In your country, do farmers burn off the stubble that remains after crops have been harvested ? In my country its done & it causes a huge pollution problem & it creates a lot of complaints from towns folk when they have smoke coming thru their neighbourhoods. There must be a better & non polluting way to get rid of crop stubble surely ?
There Is Indeed.....Mulch It......Better For The Soil And Better For The Environment...... Cheers Glen.
i've never seen it done that way, and i spent a majority of my life in farm country. i think pretty much everyone just ends up plowing it under.
Depending where you go here in the US, some farmers still do that. Unless things have changed in recent years. A lot of times I think it depends on which crop they're planning on planting next. Oddly enough, even the wildlife conservation department hosts controlled burns!
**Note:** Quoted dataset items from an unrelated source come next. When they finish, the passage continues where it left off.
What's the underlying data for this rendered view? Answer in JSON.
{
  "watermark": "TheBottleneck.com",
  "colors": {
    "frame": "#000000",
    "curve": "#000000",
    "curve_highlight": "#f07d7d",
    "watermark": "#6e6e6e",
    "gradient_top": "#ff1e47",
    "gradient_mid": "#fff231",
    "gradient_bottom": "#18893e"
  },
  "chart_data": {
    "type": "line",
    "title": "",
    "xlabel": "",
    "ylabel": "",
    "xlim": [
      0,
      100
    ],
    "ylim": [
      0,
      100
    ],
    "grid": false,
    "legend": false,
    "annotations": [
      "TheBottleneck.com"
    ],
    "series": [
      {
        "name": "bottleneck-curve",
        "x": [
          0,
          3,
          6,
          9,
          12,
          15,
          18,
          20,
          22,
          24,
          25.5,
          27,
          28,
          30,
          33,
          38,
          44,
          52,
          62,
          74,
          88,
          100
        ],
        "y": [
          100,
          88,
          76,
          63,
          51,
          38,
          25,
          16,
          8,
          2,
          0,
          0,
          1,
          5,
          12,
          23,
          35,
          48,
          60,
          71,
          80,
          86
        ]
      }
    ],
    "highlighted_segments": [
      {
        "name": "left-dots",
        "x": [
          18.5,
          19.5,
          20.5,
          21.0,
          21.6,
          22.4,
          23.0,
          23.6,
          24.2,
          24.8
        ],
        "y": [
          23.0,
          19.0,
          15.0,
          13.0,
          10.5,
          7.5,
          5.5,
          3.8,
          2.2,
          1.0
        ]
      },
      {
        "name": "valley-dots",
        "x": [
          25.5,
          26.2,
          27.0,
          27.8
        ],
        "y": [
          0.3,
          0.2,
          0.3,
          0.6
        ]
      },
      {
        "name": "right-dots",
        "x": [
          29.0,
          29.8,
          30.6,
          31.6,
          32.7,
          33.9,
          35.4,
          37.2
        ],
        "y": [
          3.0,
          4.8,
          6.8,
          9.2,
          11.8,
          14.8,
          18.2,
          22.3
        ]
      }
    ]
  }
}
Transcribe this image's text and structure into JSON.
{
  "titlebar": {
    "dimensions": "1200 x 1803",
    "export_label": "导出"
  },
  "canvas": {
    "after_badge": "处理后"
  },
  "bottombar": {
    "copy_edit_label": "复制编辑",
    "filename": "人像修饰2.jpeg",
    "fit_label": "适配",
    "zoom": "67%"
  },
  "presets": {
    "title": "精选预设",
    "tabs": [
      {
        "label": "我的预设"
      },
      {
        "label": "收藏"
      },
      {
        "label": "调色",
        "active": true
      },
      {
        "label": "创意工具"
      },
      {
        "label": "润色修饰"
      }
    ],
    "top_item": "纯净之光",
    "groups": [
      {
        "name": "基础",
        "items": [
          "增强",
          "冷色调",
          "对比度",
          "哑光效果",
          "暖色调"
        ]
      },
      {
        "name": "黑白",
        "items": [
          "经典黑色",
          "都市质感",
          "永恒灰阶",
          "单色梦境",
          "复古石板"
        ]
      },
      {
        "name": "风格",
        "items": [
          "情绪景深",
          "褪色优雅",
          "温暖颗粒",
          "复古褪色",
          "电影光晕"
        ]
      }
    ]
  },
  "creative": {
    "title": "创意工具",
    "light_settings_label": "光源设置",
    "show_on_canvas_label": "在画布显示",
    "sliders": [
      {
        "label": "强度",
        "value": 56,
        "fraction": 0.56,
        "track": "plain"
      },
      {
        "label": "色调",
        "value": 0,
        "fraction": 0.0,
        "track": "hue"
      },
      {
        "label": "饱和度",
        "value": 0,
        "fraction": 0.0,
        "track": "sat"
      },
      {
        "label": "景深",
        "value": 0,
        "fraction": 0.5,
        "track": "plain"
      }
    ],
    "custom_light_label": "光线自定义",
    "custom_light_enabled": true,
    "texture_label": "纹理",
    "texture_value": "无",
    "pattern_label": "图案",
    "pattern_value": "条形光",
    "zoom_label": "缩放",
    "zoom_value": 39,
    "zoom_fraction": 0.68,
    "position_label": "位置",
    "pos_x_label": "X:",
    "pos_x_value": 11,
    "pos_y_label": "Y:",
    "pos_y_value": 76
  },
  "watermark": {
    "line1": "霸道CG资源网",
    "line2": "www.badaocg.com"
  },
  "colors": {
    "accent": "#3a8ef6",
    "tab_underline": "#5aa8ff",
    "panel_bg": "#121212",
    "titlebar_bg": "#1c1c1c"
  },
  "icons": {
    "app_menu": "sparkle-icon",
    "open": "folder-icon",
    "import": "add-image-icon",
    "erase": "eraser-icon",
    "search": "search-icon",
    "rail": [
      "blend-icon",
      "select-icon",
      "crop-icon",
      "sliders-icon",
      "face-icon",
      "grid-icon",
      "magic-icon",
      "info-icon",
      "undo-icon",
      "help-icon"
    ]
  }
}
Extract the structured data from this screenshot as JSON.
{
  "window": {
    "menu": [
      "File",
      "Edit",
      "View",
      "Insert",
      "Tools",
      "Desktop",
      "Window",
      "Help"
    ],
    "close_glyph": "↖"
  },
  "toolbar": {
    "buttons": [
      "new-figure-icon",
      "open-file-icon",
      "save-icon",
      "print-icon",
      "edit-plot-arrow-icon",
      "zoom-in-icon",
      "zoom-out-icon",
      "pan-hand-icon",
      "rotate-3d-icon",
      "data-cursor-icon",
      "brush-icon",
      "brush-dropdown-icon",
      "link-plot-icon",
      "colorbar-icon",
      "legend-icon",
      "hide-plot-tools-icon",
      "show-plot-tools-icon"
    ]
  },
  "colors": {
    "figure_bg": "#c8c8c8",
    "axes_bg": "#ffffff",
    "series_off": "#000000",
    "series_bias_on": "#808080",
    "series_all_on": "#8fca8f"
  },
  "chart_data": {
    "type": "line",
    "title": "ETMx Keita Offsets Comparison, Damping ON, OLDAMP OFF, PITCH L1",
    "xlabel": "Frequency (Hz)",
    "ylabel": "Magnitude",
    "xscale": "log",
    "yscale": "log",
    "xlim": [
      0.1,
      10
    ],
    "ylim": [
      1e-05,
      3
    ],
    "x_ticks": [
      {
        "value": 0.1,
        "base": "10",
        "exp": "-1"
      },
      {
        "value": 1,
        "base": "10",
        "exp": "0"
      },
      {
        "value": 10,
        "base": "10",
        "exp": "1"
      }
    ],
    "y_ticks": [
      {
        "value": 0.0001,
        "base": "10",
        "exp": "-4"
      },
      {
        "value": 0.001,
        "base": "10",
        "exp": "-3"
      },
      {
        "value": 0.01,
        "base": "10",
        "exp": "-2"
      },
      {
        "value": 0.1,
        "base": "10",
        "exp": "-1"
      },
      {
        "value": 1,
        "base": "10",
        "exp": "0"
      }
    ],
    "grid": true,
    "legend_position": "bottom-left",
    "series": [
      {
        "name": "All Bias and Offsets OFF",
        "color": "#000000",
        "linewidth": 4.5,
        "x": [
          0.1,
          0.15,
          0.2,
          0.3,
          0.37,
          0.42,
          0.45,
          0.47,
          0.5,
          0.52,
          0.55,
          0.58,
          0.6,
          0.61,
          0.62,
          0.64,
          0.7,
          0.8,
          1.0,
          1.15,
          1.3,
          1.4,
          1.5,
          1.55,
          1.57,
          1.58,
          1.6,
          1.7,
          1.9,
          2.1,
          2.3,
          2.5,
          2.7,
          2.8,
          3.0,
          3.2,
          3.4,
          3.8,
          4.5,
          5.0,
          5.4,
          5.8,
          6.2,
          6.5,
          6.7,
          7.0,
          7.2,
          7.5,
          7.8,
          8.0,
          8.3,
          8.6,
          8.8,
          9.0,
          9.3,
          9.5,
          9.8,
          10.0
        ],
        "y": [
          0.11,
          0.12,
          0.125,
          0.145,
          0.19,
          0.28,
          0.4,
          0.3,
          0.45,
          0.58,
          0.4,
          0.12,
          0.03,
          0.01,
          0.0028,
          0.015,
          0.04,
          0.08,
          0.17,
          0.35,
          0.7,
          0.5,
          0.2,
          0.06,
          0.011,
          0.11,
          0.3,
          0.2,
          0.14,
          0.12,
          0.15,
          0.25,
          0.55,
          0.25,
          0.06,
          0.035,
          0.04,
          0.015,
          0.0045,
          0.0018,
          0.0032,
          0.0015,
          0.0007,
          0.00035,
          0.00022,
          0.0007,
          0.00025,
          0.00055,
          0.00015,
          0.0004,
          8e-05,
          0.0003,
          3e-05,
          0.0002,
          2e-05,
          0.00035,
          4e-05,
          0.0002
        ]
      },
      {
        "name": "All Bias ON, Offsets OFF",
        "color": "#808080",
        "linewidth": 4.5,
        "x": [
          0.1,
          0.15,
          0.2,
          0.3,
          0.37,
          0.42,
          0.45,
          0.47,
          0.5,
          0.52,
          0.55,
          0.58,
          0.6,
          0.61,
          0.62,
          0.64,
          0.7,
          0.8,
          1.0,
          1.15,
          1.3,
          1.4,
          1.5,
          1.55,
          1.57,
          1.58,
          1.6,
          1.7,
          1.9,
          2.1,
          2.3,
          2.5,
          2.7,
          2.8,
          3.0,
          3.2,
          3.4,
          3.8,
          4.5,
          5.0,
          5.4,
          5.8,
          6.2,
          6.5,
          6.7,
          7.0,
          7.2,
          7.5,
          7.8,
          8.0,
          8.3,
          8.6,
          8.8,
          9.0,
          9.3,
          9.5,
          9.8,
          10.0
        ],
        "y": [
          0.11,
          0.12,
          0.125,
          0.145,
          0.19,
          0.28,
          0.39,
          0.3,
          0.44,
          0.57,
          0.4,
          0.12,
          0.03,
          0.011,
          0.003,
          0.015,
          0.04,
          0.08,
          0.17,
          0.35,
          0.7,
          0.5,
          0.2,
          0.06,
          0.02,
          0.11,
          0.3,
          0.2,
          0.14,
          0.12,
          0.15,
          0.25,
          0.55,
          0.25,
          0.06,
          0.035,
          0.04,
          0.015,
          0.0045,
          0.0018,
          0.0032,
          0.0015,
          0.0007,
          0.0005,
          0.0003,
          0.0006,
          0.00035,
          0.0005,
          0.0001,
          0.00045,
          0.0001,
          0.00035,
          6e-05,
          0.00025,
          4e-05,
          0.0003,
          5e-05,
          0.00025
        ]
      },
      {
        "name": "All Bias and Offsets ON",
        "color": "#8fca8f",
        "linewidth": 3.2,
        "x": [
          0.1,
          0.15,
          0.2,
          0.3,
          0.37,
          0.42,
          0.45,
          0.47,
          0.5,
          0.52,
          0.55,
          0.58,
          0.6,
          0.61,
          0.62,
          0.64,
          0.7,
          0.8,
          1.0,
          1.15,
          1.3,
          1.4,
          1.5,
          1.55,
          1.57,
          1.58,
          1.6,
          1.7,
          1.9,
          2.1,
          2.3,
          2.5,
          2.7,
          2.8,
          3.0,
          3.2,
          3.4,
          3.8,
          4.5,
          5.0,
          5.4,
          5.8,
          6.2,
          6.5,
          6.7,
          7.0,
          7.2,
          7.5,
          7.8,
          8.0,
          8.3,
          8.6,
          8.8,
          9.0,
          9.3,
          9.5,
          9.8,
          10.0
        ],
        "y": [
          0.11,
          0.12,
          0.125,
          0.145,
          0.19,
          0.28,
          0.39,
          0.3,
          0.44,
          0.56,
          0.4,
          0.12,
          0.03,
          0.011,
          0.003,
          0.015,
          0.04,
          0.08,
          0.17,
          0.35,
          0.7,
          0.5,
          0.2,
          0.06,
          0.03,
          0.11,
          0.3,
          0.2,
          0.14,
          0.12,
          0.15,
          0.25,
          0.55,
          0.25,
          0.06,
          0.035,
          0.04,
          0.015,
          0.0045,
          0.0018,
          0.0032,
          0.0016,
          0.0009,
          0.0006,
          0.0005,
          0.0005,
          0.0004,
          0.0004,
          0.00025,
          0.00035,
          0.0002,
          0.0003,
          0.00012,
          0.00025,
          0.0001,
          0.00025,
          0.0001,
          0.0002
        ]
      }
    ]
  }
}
Usually of various fields of grass or flowers to make way for different species of plants. It actually does have it's uses and provides the soil with certain nutrients more easily, faster and more naturally than any other way. They should be doing it on slightly windy days though, so that it burns correctly and like you mentioned, doesn't bother the neighboring townsfolk. Letting the wind disperse the smoke properly without so much wind as to cause it to burn uncontrollably.
In the country I live in . a fair majority of farmers burn the remaining stubble to get rid of any bugs in top soil
Across the Great Plains of North America, fire is part of the cycle, but too damn many people now dwell there, so fire is suppressed. (this applies in the forests, but that's a different topic) No fire, no bison. So, plowing under is used heavily, especially if cover crops are used for erosion control and nitrogen fixing. Last line I saw crop clearing with fire was in Jamaica. It was January, so...sugar?
In the Pine Barrens, controlled burning is conducted by the State Forest Service. The idea is to burn off accumulated dead vegetation off the forest floor. in the Pine Barrens, silica soils do not contain the worms and microbes that would otherwise process out the detritus off the forest floor. The Forest Service wants to prevent a huge fire by claiming the combustibles in small regular burns.
That is all I have seen done here. Sometimes people burn ditches but in the fields it's always tilled under.